Chapter 5. Submitting Spark Applications Through Livy
Livy is a Spark service that allows local and remote applications to interact with Apache Spark over an open source REST interface. You can use Livy to submit and manage Spark jobs on a cluster. Livy extends Spark capabilities, offering additional multi-tenancy and security features. Applications can run code inside Spark without needing to maintain a local Spark context.
Features include the following:
Jobs can be submitted from anywhere, using the REST API.
Livy supports user impersonation: the Livy server submits jobs on behalf of the user who submits the requests. Multiple users can share the same server ("user impersonation" support). This is important for multi-tenant environments, and it avoids unnecessary permission escalation.
Livy supports security features such as Kerberos authentication and wire encryption.
REST APIs are backed by SPNEGO authentication, which the requested user should get authenticated by Kerberos at first.
RPCs between Livy Server and Remote SparkContext are encrypted with SASL.
The Livy server uses keytabs to authenticate itself to Kerberos.
Livy 0.3.0 supports programmatic and interactive access to Spark1 and Spark2 with Scala 2.10, and Scala 2.11:
Use an interactive notebook to access Spark through Livy.
Develop a Scala, Java, or Python client that uses the Livy API. The Livy REST API supports full Spark 1 and Spark 2 functionality including SparkSession, and SparkSession with Hive enabled.
Run an interactive session, provided by spark-shell, PySpark, or SparkR REPLs.
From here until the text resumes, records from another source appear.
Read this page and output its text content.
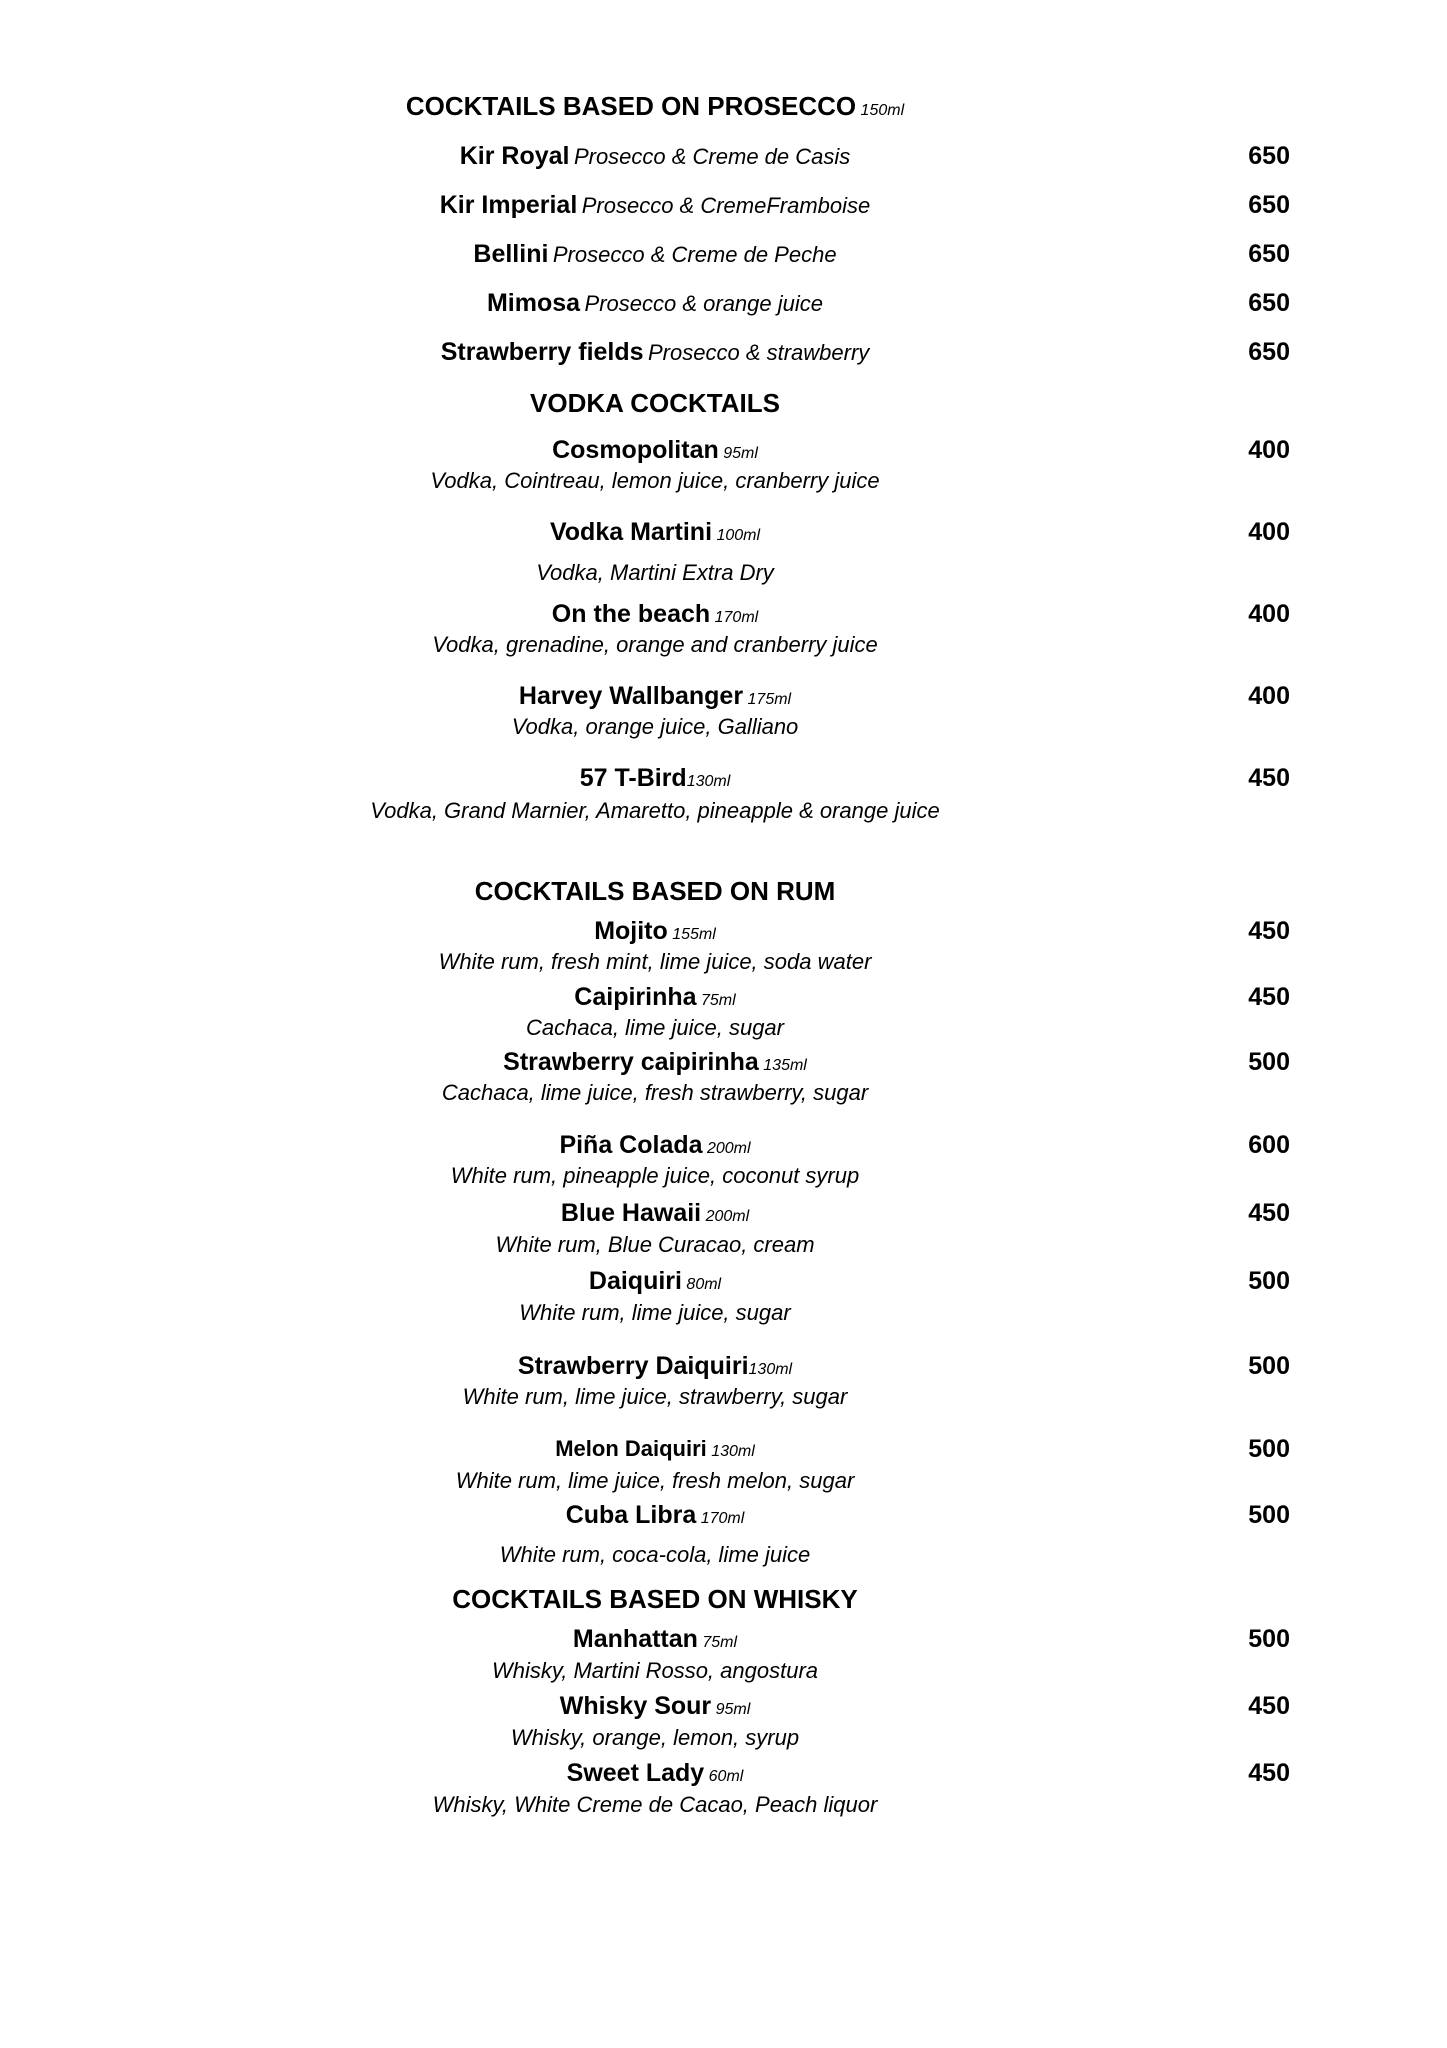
COCKTAILS BASED ON PROSECCO 150ml
Kir Royal Prosecco & Creme de Casis	650
Kir Imperial Prosecco & CremeFramboise	650
Bellini Prosecco & Creme de Peche	650
Mimosa Prosecco & orange juice	650
Strawberry fields Prosecco & strawberry	650
VODKA COCKTAILS
Cosmopolitan 95ml	400
Vodka, Cointreau, lemon juice, cranberry juice
Vodka Martini 100ml	400
Vodka, Martini Extra Dry
On the beach 170ml	400
Vodka, grenadine, orange and cranberry juice
Harvey Wallbanger 175ml	400
Vodka, orange juice, Galliano
57 T-Bird130ml	450
Vodka, Grand Marnier, Amaretto, pineapple & orange juice
COCKTAILS BASED ON RUM
Mojito 155ml	450
White rum, fresh mint, lime juice, soda water
Caipirinha 75ml	450
Cachaca, lime juice, sugar
Strawberry caipirinha 135ml	500
Cachaca, lime juice, fresh strawberry, sugar
Piña Colada 200ml	600
White rum, pineapple juice, coconut syrup
Blue Hawaii 200ml	450
White rum, Blue Curacao, cream
Daiquiri 80ml	500
White rum, lime juice, sugar
Strawberry Daiquiri130ml	500
White rum, lime juice, strawberry, sugar
Melon Daiquiri 130ml	500
White rum, lime juice, fresh melon, sugar
Cuba Libra 170ml	500
White rum, coca-cola, lime juice
COCKTAILS BASED ON WHISKY
Manhattan 75ml	500
Whisky, Martini Rosso, angostura
Whisky Sour 95ml	450
Whisky, orange, lemon, syrup
Sweet Lady 60ml	450
Whisky, White Creme de Cacao, Peach liquor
Submit batch applications to Spark.
Code runs in a Spark context, either locally or in YARN; YARN cluster mode is recommended.
To install Livy on an Ambari-managed cluster, see Installing Spark Using Ambari. To install Livy on a cluster not managed by Ambari, see the Spark sections of the Command Line Installation Guide. For additional configuration steps, see Configuring the Livy Server.
Note: Spark does not currently support encrypted REST APIs for Livy.